ERC-721-based EIP-721 is the most commonly-used standard for generic NFTs. This EIP extends ERC-721 for backwards compatibility.

## Backwards Compatibility

This standard is an extension of ERC-721. It is fully compatible with both of the commonly used optional extensions (IERC721Metadata and IERC721Enumerable) mentioned in the EIP-721 standard.

## Test Cases

The test cases presented in the paper shown below are available [here] (../assets/eip-4519/PoC_SmartNFT/README.md).

## Reference Implementation

A first version was presented in a paper of the Special Issue Security, Trust and Privacy in New Computing Environments of Sensors journal of MDPI editorial. The paper, entitled Secure Combination of IoT and Blockchain by Physically Binding IoT Devices to Smart Non-Fungible Tokens Using PUFs, was written by the same authors of this EIP.

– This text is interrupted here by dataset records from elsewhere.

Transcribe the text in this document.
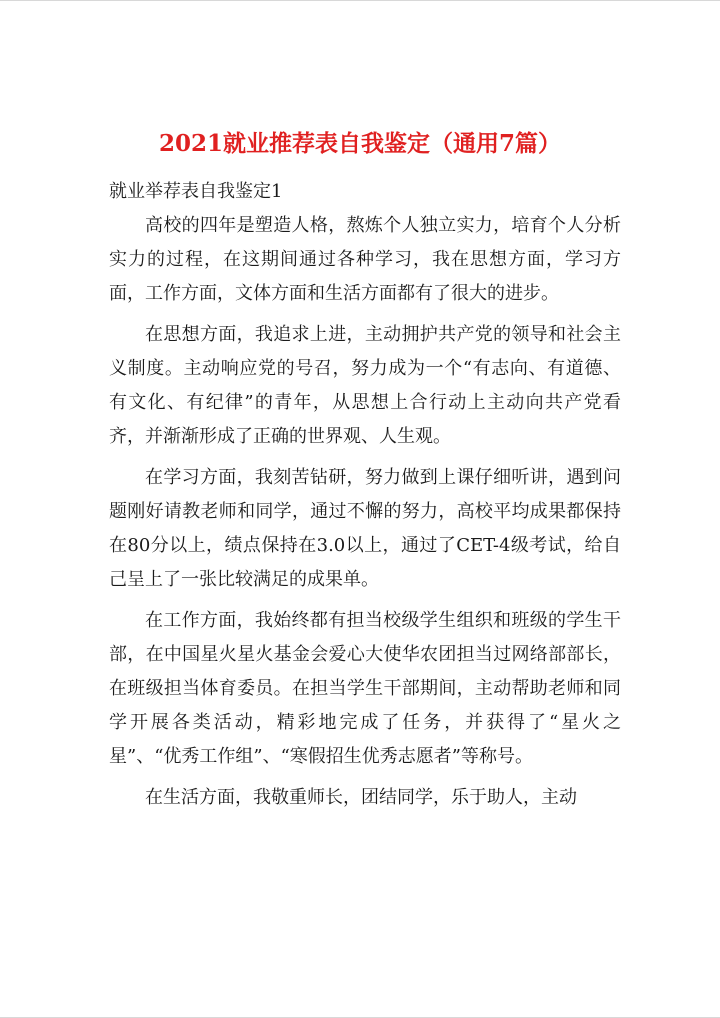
2021就业推荐表自我鉴定（通用7篇）

就业举荐表自我鉴定1

高校的四年是塑造人格，熬炼个人独立实力，培育个人分析实力的过程，在这期间通过各种学习，我在思想方面，学习方面，工作方面，文体方面和生活方面都有了很大的进步。

在思想方面，我追求上进，主动拥护共产党的领导和社会主义制度。主动响应党的号召，努力成为一个“有志向、有道德、有文化、有纪律”的青年，从思想上合行动上主动向共产党看齐，并渐渐形成了正确的世界观、人生观。

在学习方面，我刻苦钻研，努力做到上课仔细听讲，遇到问题刚好请教老师和同学，通过不懈的努力，高校平均成果都保持在80分以上，绩点保持在3.0以上，通过了CET-4级考试，给自己呈上了一张比较满足的成果单。

在工作方面，我始终都有担当校级学生组织和班级的学生干部，在中国星火星火基金会爱心大使华农团担当过网络部部长，在班级担当体育委员。在担当学生干部期间，主动帮助老师和同学开展各类活动，精彩地完成了任务，并获得了“星火之星”、“优秀工作组”、“寒假招生优秀志愿者”等称号。

在生活方面，我敬重师长，团结同学，乐于助人，主动
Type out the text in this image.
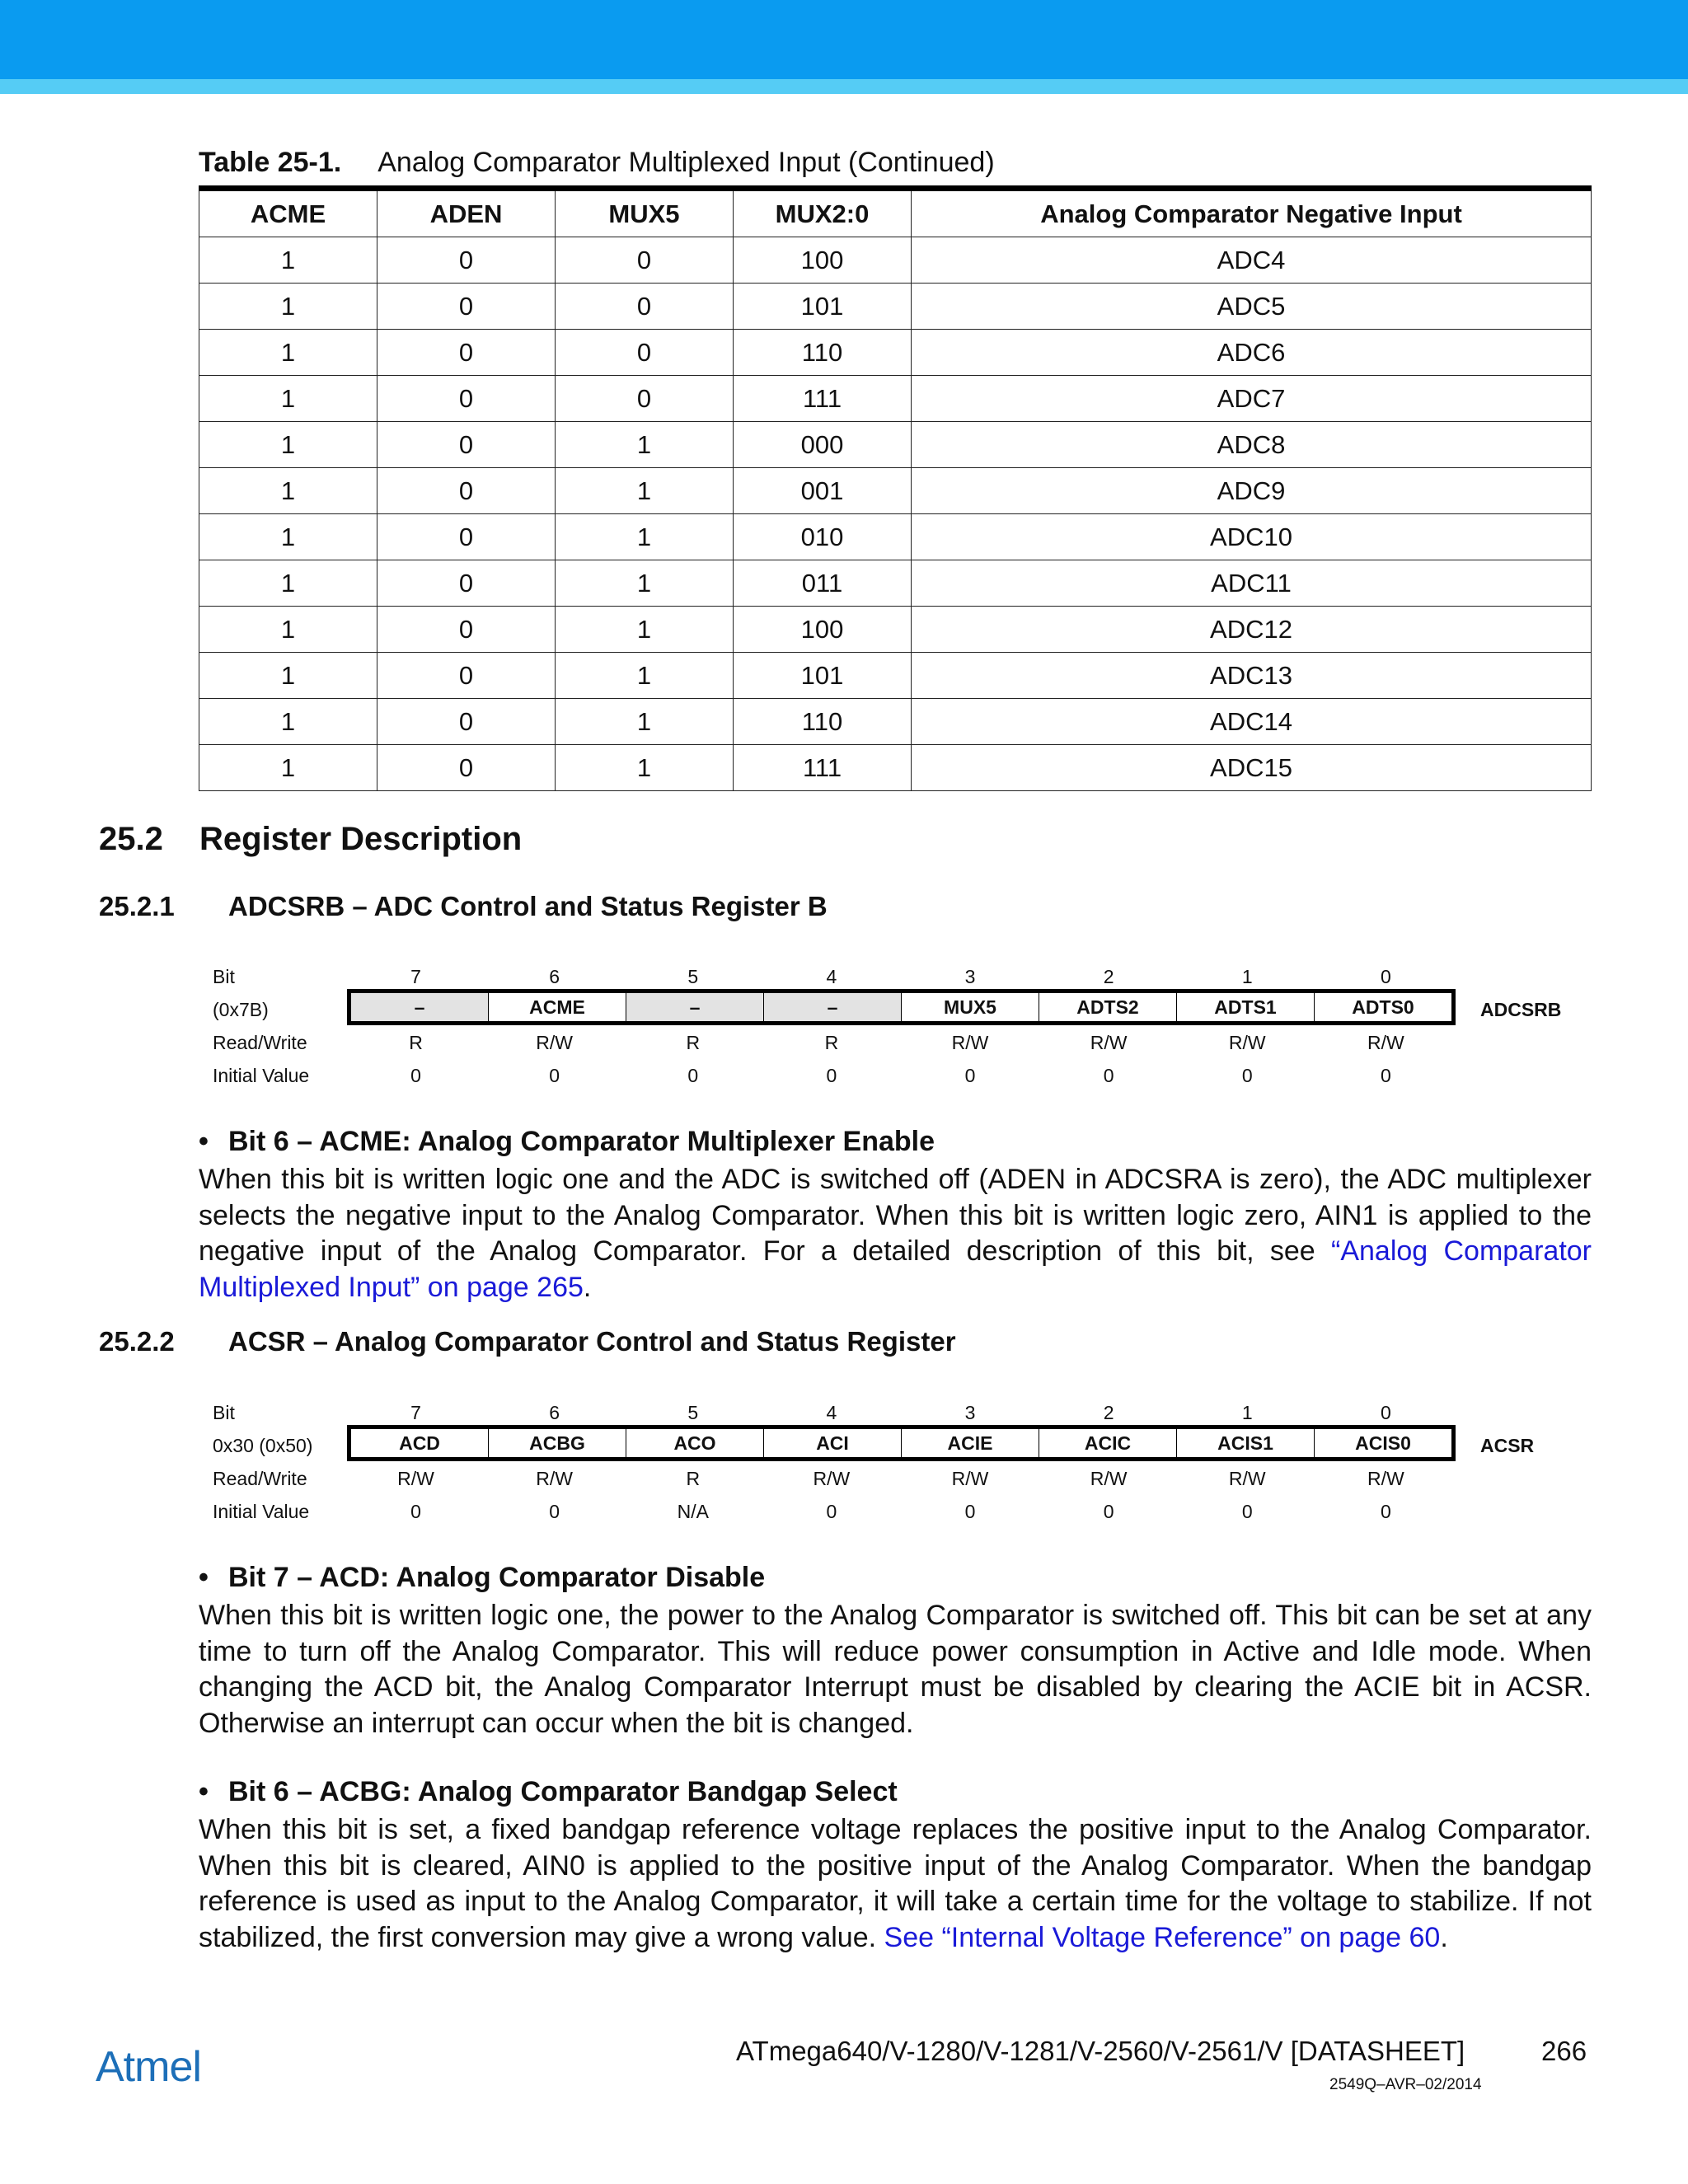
Table 25-1. Analog Comparator Multiplexed Input (Continued)
ACME	ADEN	MUX5	MUX2:0	Analog Comparator Negative Input
1	0	0	100	ADC4
1	0	0	101	ADC5
1	0	0	110	ADC6
1	0	0	111	ADC7
1	0	1	000	ADC8
1	0	1	001	ADC9
1	0	1	010	ADC10
1	0	1	011	ADC11
1	0	1	100	ADC12
1	0	1	101	ADC13
1	0	1	110	ADC14
1	0	1	111	ADC15
25.2 Register Description
25.2.1 ADCSRB – ADC Control and Status Register B
Bit	7	6	5	4	3	2	1	0
(0x7B)	–	ACME	–	–	MUX5	ADTS2	ADTS1	ADTS0	ADCSRB
Read/Write	R	R/W	R	R	R/W	R/W	R/W	R/W
Initial Value	0	0	0	0	0	0	0	0
• Bit 6 – ACME: Analog Comparator Multiplexer Enable
When this bit is written logic one and the ADC is switched off (ADEN in ADCSRA is zero), the ADC multiplexer selects the negative input to the Analog Comparator. When this bit is written logic zero, AIN1 is applied to the negative input of the Analog Comparator. For a detailed description of this bit, see “Analog Comparator Multiplexed Input” on page 265.
25.2.2 ACSR – Analog Comparator Control and Status Register
Bit	7	6	5	4	3	2	1	0
0x30 (0x50)	ACD	ACBG	ACO	ACI	ACIE	ACIC	ACIS1	ACIS0	ACSR
Read/Write	R/W	R/W	R	R/W	R/W	R/W	R/W	R/W
Initial Value	0	0	N/A	0	0	0	0	0
• Bit 7 – ACD: Analog Comparator Disable
When this bit is written logic one, the power to the Analog Comparator is switched off. This bit can be set at any time to turn off the Analog Comparator. This will reduce power consumption in Active and Idle mode. When changing the ACD bit, the Analog Comparator Interrupt must be disabled by clearing the ACIE bit in ACSR. Otherwise an interrupt can occur when the bit is changed.
• Bit 6 – ACBG: Analog Comparator Bandgap Select
When this bit is set, a fixed bandgap reference voltage replaces the positive input to the Analog Comparator. When this bit is cleared, AIN0 is applied to the positive input of the Analog Comparator. When the bandgap reference is used as input to the Analog Comparator, it will take a certain time for the voltage to stabilize. If not stabilized, the first conversion may give a wrong value. See “Internal Voltage Reference” on page 60.
Atmel	ATmega640/V-1280/V-1281/V-2560/V-2561/V [DATASHEET]	266
2549Q–AVR–02/2014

## Security Considerations

In this EIP, a generic system has been proposed for the creation of non-fungible tokens tied to physical assets. A generic point of view based on the improvements of the current ERC-721 NFT is provided, such as the implementation of the user management mechanism, which does not affect the token’s ownership. The physical asset should have the ability to generate an Ethereum address from itself in a totally random way so that only the asset is able to know the secret from which the Ethereum address is generated. In this way, identity theft is avoided and the asset can be proven to be completely genuine. In order to ensure this, it is recommended that only the manufacturer of the asset has the ability to create its associated token. In the case of an IoT device, the device firmware will be unable to share and modify the secret. Instead of storing the secrets, it is recommended that assets reconstruct their secrets from non-sensitive information such as the helper data associated with Physical Unclonable Functions (PUFs). Although a secure key exchange protocol based on elliptic curves has been proposed, the token is open to coexist with other types of key exchange.